Anyway, it's like Anamanaguchi and stuff. Some of it is catchy but I find most of it is trying too hard to be "quirky" or "unique".


----------



## ThatDudeWithTheFood (Dec 26, 2012)

Suprisingly good.
Probably will never listen to a lot of it.


----------



## xist (Dec 26, 2012)

Not sure Anamanaguchi qualifies as that's more like chiptune. Nerdcore is hiphop like MC Lars-



> Nerdcore is a subgenre of hip-hop music characterized by themes and subject matter considered to be of general interest to nerds, though it can appeal to others as well.

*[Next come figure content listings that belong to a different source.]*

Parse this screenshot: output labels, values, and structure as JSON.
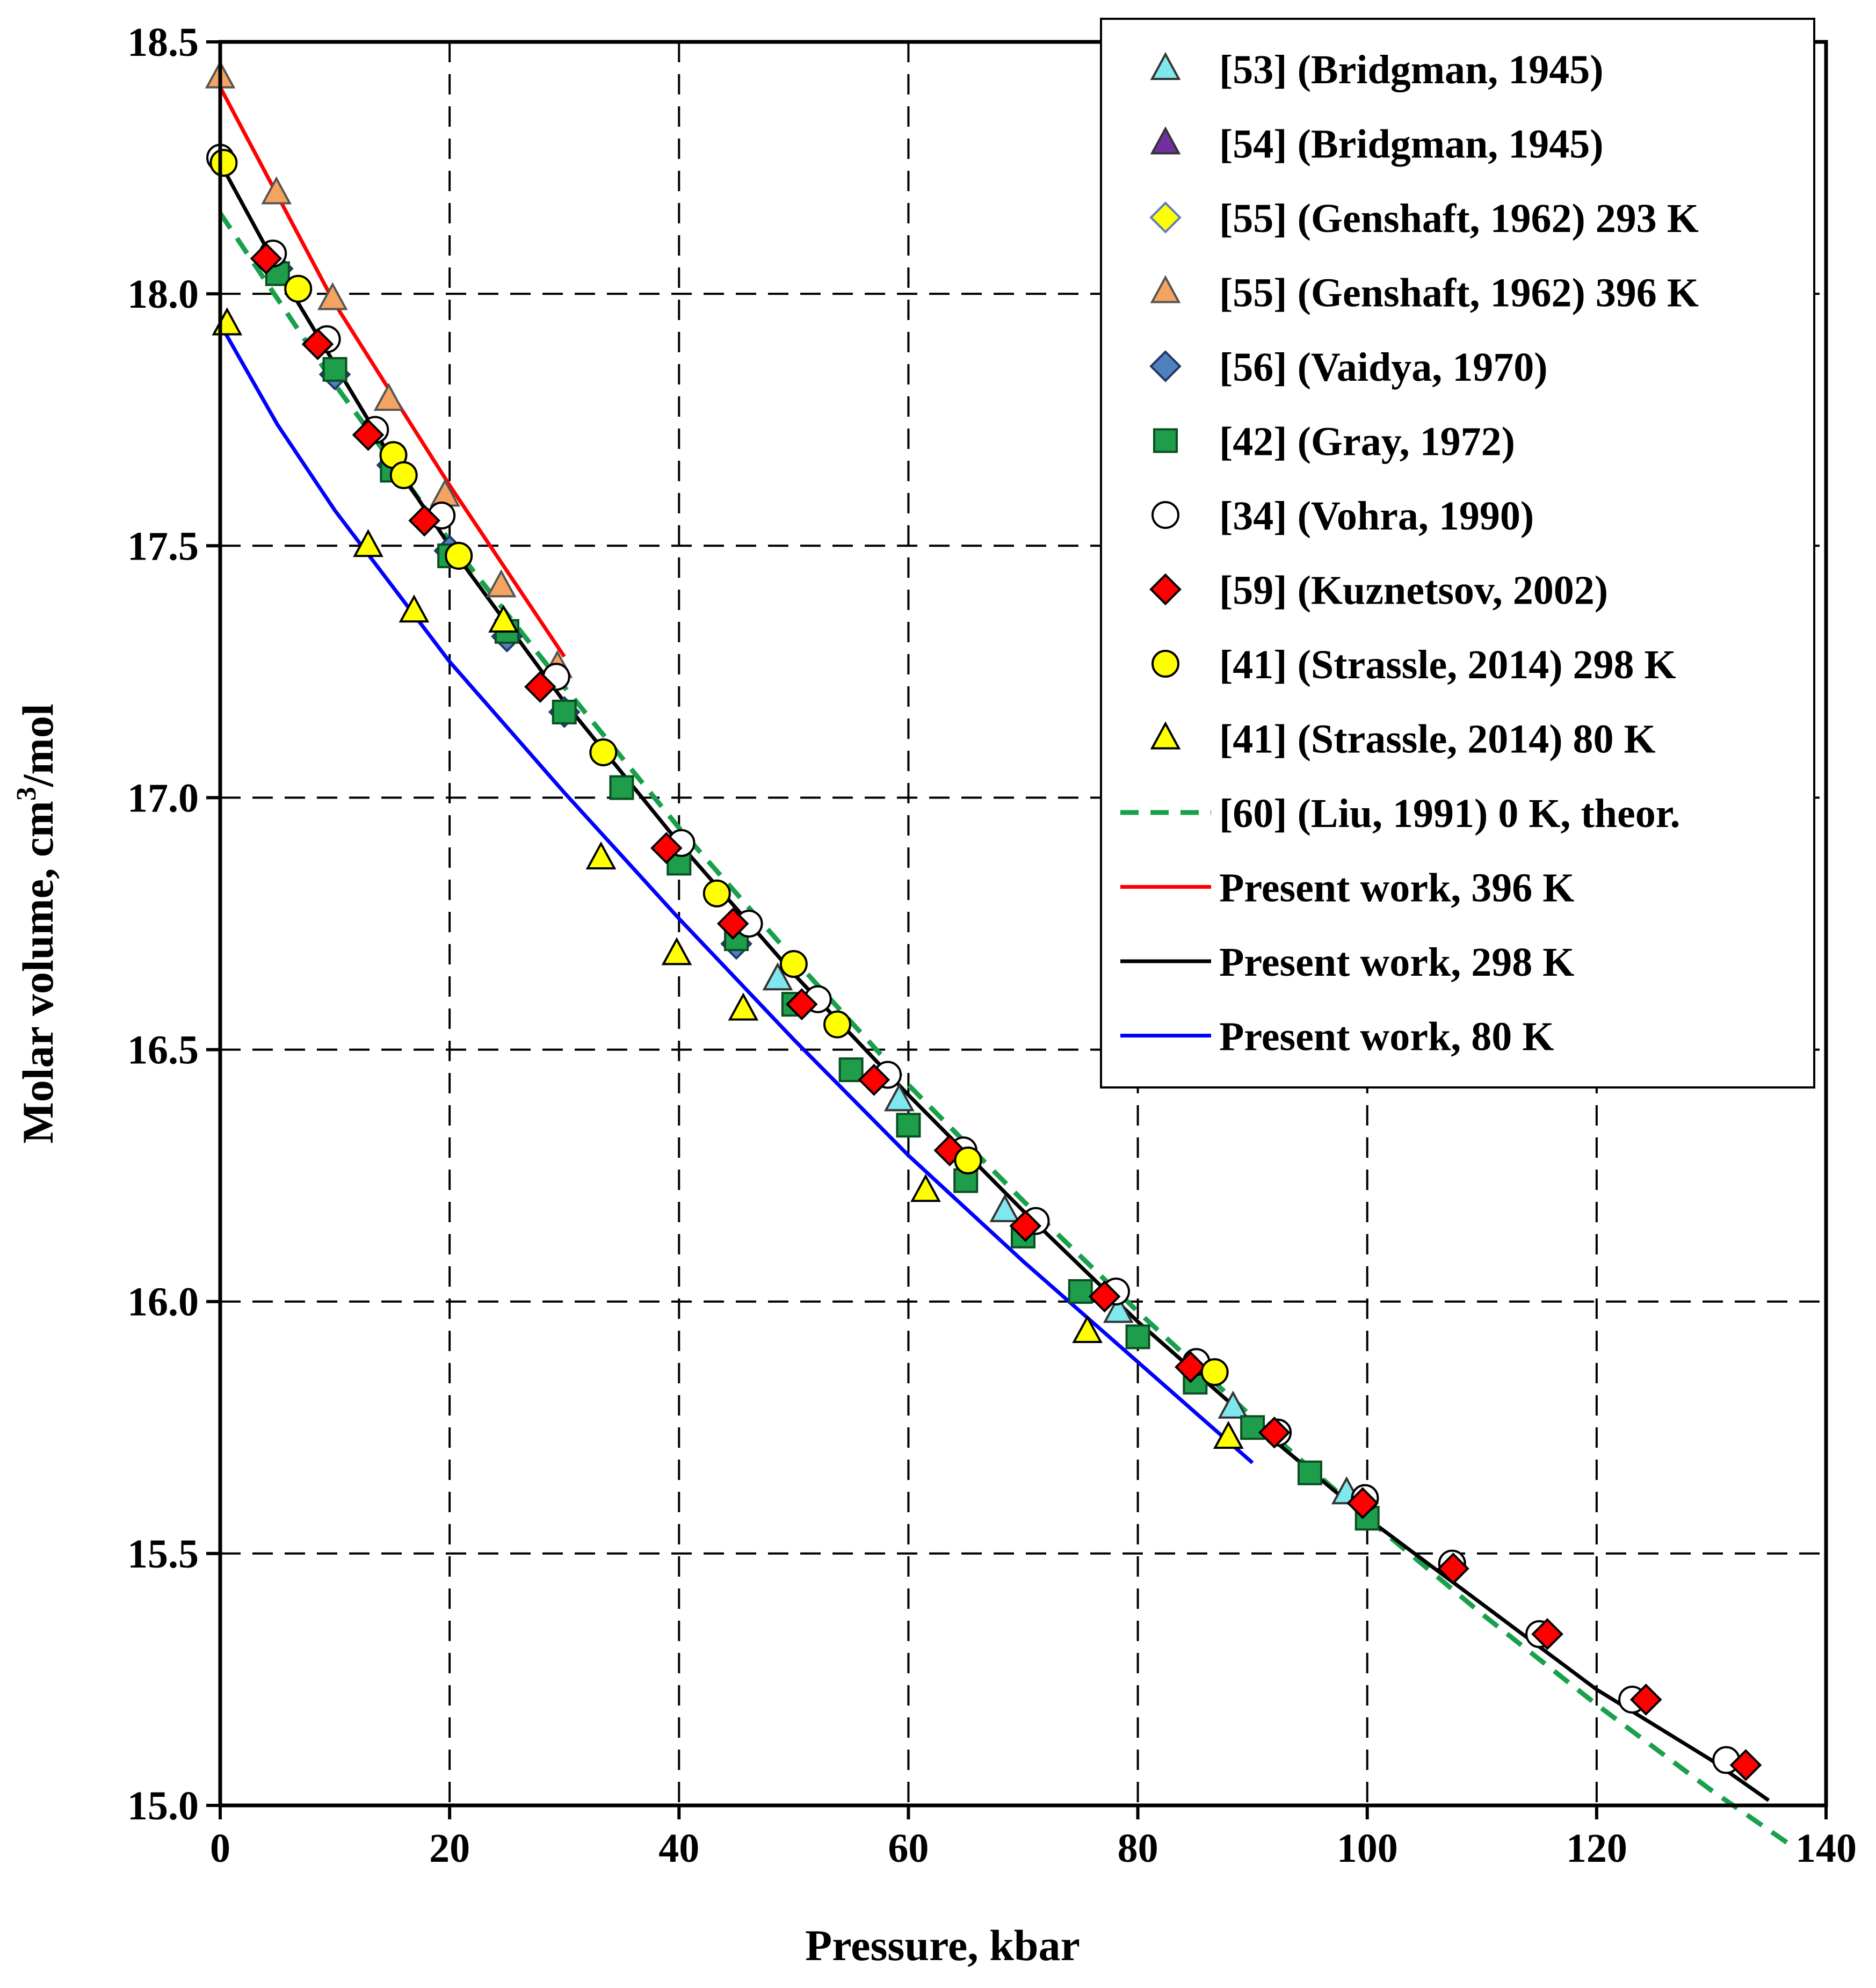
{
  "chart_data": {
    "type": "scatter",
    "xlabel": "Pressure,  kbar",
    "ylabel": "Molar volume,  cm3/mol",
    "ylabel_parts": {
      "main": "Molar volume,  cm",
      "sup": "3",
      "tail": "/mol"
    },
    "xlim": [
      0,
      140
    ],
    "ylim": [
      15.0,
      18.5
    ],
    "xticks": [
      0,
      20,
      40,
      60,
      80,
      100,
      120,
      140
    ],
    "yticks": [
      15.0,
      15.5,
      16.0,
      16.5,
      17.0,
      17.5,
      18.0,
      18.5
    ],
    "xtick_labels": [
      "0",
      "20",
      "40",
      "60",
      "80",
      "100",
      "120",
      "140"
    ],
    "ytick_labels": [
      "15.0",
      "15.5",
      "16.0",
      "16.5",
      "17.0",
      "17.5",
      "18.0",
      "18.5"
    ],
    "grid": true,
    "legend_position": "top-right",
    "series": [
      {
        "name": "[53] (Bridgman, 1945)",
        "marker": "triangle",
        "color": "#7fe8ee",
        "stroke": "#333333",
        "points": [
          [
            48.6,
            16.64
          ],
          [
            59.2,
            16.4
          ],
          [
            68.4,
            16.18
          ],
          [
            78.3,
            15.98
          ],
          [
            88.3,
            15.79
          ],
          [
            98.2,
            15.62
          ]
        ]
      },
      {
        "name": "[54] (Bridgman, 1945)",
        "marker": "triangle",
        "color": "#7030a0",
        "stroke": "#333333",
        "points": []
      },
      {
        "name": "[55] (Genshaft, 1962) 293 K",
        "marker": "diamond",
        "color": "#ffff00",
        "stroke": "#5b7fc6",
        "points": []
      },
      {
        "name": "[55] (Genshaft, 1962) 396 K",
        "marker": "triangle",
        "color": "#f4a460",
        "stroke": "#555555",
        "points": [
          [
            0,
            18.43
          ],
          [
            4.9,
            18.2
          ],
          [
            9.8,
            17.99
          ],
          [
            14.7,
            17.79
          ],
          [
            19.6,
            17.6
          ],
          [
            24.5,
            17.42
          ],
          [
            29.4,
            17.26
          ]
        ]
      },
      {
        "name": "[56] (Vaidya, 1970)",
        "marker": "diamond",
        "color": "#4f81bd",
        "stroke": "#1f3864",
        "points": [
          [
            5,
            18.05
          ],
          [
            10,
            17.84
          ],
          [
            15,
            17.66
          ],
          [
            20,
            17.49
          ],
          [
            25,
            17.32
          ],
          [
            30,
            17.17
          ],
          [
            45,
            16.71
          ]
        ]
      },
      {
        "name": "[42] (Gray, 1972)",
        "marker": "square",
        "color": "#1e9e4a",
        "stroke": "#0b4d22",
        "points": [
          [
            5,
            18.04
          ],
          [
            10,
            17.85
          ],
          [
            15,
            17.65
          ],
          [
            20,
            17.48
          ],
          [
            25,
            17.33
          ],
          [
            30,
            17.17
          ],
          [
            35,
            17.02
          ],
          [
            40,
            16.87
          ],
          [
            45,
            16.72
          ],
          [
            50,
            16.59
          ],
          [
            55,
            16.46
          ],
          [
            60,
            16.35
          ],
          [
            65,
            16.24
          ],
          [
            70,
            16.13
          ],
          [
            75,
            16.02
          ],
          [
            80,
            15.93
          ],
          [
            85,
            15.84
          ],
          [
            90,
            15.75
          ],
          [
            95,
            15.66
          ],
          [
            100,
            15.57
          ]
        ]
      },
      {
        "name": "[34] (Vohra, 1990)",
        "marker": "circle",
        "color": "#ffffff",
        "stroke": "#000000",
        "points": [
          [
            0,
            18.27
          ],
          [
            4.6,
            18.08
          ],
          [
            9.3,
            17.91
          ],
          [
            13.5,
            17.73
          ],
          [
            19.3,
            17.56
          ],
          [
            29.3,
            17.24
          ],
          [
            40.2,
            16.91
          ],
          [
            46.1,
            16.75
          ],
          [
            52.1,
            16.6
          ],
          [
            58.2,
            16.45
          ],
          [
            64.8,
            16.3
          ],
          [
            71.1,
            16.16
          ],
          [
            78.1,
            16.02
          ],
          [
            85.1,
            15.88
          ],
          [
            92.2,
            15.74
          ],
          [
            99.8,
            15.61
          ],
          [
            107.4,
            15.48
          ],
          [
            115.0,
            15.34
          ],
          [
            123.1,
            15.21
          ],
          [
            131.3,
            15.09
          ]
        ]
      },
      {
        "name": "[59] (Kuznetsov, 2002)",
        "marker": "diamond",
        "color": "#ff0000",
        "stroke": "#000000",
        "points": [
          [
            4.0,
            18.07
          ],
          [
            8.5,
            17.9
          ],
          [
            12.9,
            17.72
          ],
          [
            17.8,
            17.55
          ],
          [
            27.9,
            17.22
          ],
          [
            38.9,
            16.9
          ],
          [
            44.7,
            16.75
          ],
          [
            50.7,
            16.59
          ],
          [
            57.0,
            16.44
          ],
          [
            63.6,
            16.3
          ],
          [
            70.2,
            16.15
          ],
          [
            77.1,
            16.01
          ],
          [
            84.6,
            15.87
          ],
          [
            91.9,
            15.74
          ],
          [
            99.6,
            15.6
          ],
          [
            107.5,
            15.47
          ],
          [
            115.7,
            15.34
          ],
          [
            124.3,
            15.21
          ],
          [
            133.0,
            15.08
          ]
        ]
      },
      {
        "name": "[41] (Strassle, 2014) 298 K",
        "marker": "circle",
        "color": "#ffff00",
        "stroke": "#000000",
        "points": [
          [
            0.3,
            18.26
          ],
          [
            6.8,
            18.01
          ],
          [
            15.1,
            17.68
          ],
          [
            16.0,
            17.64
          ],
          [
            20.8,
            17.48
          ],
          [
            33.4,
            17.09
          ],
          [
            43.3,
            16.81
          ],
          [
            50.0,
            16.67
          ],
          [
            53.8,
            16.55
          ],
          [
            65.2,
            16.28
          ],
          [
            86.7,
            15.86
          ]
        ]
      },
      {
        "name": "[41] (Strassle, 2014) 80 K",
        "marker": "triangle",
        "color": "#ffff00",
        "stroke": "#000000",
        "points": [
          [
            0.6,
            17.94
          ],
          [
            12.9,
            17.5
          ],
          [
            16.9,
            17.37
          ],
          [
            24.7,
            17.35
          ],
          [
            33.2,
            16.88
          ],
          [
            39.8,
            16.69
          ],
          [
            45.6,
            16.58
          ],
          [
            61.5,
            16.22
          ],
          [
            75.6,
            15.94
          ],
          [
            87.9,
            15.73
          ]
        ]
      },
      {
        "name": "[60] (Liu, 1991) 0 K, theor.",
        "marker": "line-dashed",
        "color": "#18a04b",
        "points": [
          [
            0,
            18.16
          ],
          [
            10,
            17.82
          ],
          [
            20,
            17.51
          ],
          [
            30,
            17.22
          ],
          [
            40,
            16.94
          ],
          [
            50,
            16.68
          ],
          [
            60,
            16.43
          ],
          [
            70,
            16.2
          ],
          [
            80,
            15.98
          ],
          [
            90,
            15.77
          ],
          [
            100,
            15.57
          ],
          [
            110,
            15.38
          ],
          [
            120,
            15.2
          ],
          [
            130,
            15.03
          ],
          [
            137,
            14.92
          ]
        ]
      },
      {
        "name": "Present work, 396 K",
        "marker": "line",
        "color": "#ff0000",
        "points": [
          [
            0,
            18.41
          ],
          [
            10,
            17.98
          ],
          [
            20,
            17.62
          ],
          [
            30,
            17.28
          ]
        ]
      },
      {
        "name": "Present work, 298 K",
        "marker": "line",
        "color": "#000000",
        "points": [
          [
            0,
            18.26
          ],
          [
            5,
            18.05
          ],
          [
            10,
            17.86
          ],
          [
            15,
            17.67
          ],
          [
            20,
            17.5
          ],
          [
            30,
            17.19
          ],
          [
            40,
            16.91
          ],
          [
            50,
            16.65
          ],
          [
            60,
            16.41
          ],
          [
            70,
            16.18
          ],
          [
            80,
            15.96
          ],
          [
            90,
            15.76
          ],
          [
            100,
            15.57
          ],
          [
            110,
            15.4
          ],
          [
            120,
            15.23
          ],
          [
            130,
            15.09
          ],
          [
            135,
            15.01
          ]
        ]
      },
      {
        "name": "Present work, 80 K",
        "marker": "line",
        "color": "#0000ff",
        "points": [
          [
            0,
            17.94
          ],
          [
            5,
            17.74
          ],
          [
            10,
            17.57
          ],
          [
            20,
            17.27
          ],
          [
            30,
            17.01
          ],
          [
            40,
            16.76
          ],
          [
            50,
            16.52
          ],
          [
            60,
            16.29
          ],
          [
            70,
            16.08
          ],
          [
            80,
            15.88
          ],
          [
            90,
            15.68
          ]
        ]
      }
    ]
  }
}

Self-described nerdcore musician MC Frontalot coined the term in 2000 in the song “Nerdcore Hiphop”. Frontalot, like most nerdcore artists, self-publishes his work and has released much of it for free online. As a niche genre, nerdcore generally holds to the DIY ethic, has a history of self-publishing and self-production.


 
http://www.last.fm/tag/nerdcore


----------



## wrettcaughn (Dec 26, 2012)

so then...people don't sit down at a piano or with a guitar and write music anymore?


----------



## no_chocobo (Dec 27, 2012)

ThatDudeWithTheFood said:


> Maybe link to some nerdcore.


Good call 

Here are some of my fav nerdcore guys:

YTcracker:
Wind Song (from Chrono Nurga Vol. 1)


The Link (from Space Mission) **HAS AWESOME MUSIC VIDEO!**


MC LARS:
Mr. Raven 


Original Gamer


MC Frontalot:
It Is Pitch Dark (based on the old ZORK text adventures)


First World Problem


----------



## Guild McCommunist (Dec 28, 2012)

It's like The Big Bang Theory of music.


----------



## no_chocobo (Jan 4, 2013)

pretty sure these guys rapping predates that show


----------



## Sychophantom (Jan 4, 2013)

Supercommuter, and the group that predates it, Optimus Rhyme.


----------



## gokujr1000 (Jan 4, 2013)

Guild McCommunist said:


> It's like The Big Bang Theory of music.


 
Not sure what you mean by this. Lots of people hate on Big Bang Theory and lots of people enjoy it...


----------



## no_chocobo (Jan 5, 2013)

Sychophantom said:


> Optimus Rhyme.


Oh man i forgot about them~!


----------



## Sychophantom (Jan 5, 2013)

no_chocobo said:


> Oh man i forgot about them~!


 
I'm still amused that Wheelie Cyberman was NOA_ANDY.


----------



## no_chocobo (Jan 5, 2013)

Sychophantom said:


> I'm still amused that Wheelie Cyberman was NOA_ANDY.


idk what this is?  explain pls?

Have you listened to MC Lars or ytcracker much?  I've became pretty good irl friends with Lars, and I actually do some coding for ytc


----------



## Sychophantom (Jan 6, 2013)

NOA_ANDY was the moderator/Admin of the NSider forums. He actually worked for Nintendo as a web supervisor. I think he might have been in a few issues of Nintendo Power.

I have an MC Lars CD. It was decent, but not in my favorites. I'm actually surprised I don't see MC Chris listed, though a lot of nerdcore fans seem to hate him anymore.


----------